October 15, 2025
I drove and walked around parts of Prince Rupert during my full day in town. According to a brochure I picked up at the Visitor Center there were quite a few murals scattered about and I wanted to find as many of them as I could.
Before embarking on that venture I went to the Mariners Memorial, which I had passed on my way into town yesterday. In addition to the usual plaques and tributes I found this rather interesting display.

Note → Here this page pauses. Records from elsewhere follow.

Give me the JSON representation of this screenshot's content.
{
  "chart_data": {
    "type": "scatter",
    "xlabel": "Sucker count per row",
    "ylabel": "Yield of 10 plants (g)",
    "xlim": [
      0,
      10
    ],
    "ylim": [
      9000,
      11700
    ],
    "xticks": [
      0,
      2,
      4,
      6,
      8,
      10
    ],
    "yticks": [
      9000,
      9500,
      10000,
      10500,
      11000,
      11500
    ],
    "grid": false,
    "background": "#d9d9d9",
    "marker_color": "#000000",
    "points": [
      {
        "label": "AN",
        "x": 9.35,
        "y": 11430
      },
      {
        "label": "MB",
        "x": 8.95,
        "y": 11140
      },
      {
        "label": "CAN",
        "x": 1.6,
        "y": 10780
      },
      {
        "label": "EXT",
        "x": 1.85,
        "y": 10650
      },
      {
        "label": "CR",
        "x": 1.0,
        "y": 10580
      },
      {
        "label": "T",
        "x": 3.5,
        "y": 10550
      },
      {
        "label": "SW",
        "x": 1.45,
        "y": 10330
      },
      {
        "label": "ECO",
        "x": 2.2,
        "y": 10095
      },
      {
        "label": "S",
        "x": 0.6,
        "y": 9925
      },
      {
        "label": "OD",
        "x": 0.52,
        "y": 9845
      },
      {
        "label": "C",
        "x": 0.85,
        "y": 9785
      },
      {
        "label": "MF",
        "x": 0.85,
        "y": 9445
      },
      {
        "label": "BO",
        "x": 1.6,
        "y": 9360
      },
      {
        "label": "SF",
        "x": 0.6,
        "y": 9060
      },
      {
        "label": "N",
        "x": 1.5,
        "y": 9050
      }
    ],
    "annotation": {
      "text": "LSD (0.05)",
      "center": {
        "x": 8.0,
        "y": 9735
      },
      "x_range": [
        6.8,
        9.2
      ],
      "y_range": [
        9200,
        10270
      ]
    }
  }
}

That small fishing boat is the Kazu Maru. It belonged to Kazukio Sakamoto of Owase, Japan who set out on it for a day of fishing on September 25, 1985. Sadly, he never returned home. The boat was found a year and a half later off the coast of the Queen Charlotte Islands, just off the coast of British Columbia. That group of islands has since been renamed Haida Gwaii.
The remains of the boat were taken to Prince Rupert since it was the closest town on the “mainland,” and the people here set about finding out who it belonged to and where it came from. They traced it to Japan, and in an incredible stroke of irony, Owase is the “Sister City” to Prince Rupert! The people of Prince Rupert restored the boat and invited the Mr. Sakamoto’s widow and family to come to Canada for the unveiling.

Here are the murals I found. Some were quite large:








I saw this ship, much larger than the ones in the marina, north of town.

I found these colorful ukuleles in a store window downtown.

And I went to a place called the Sunken Gardens, behind a government building.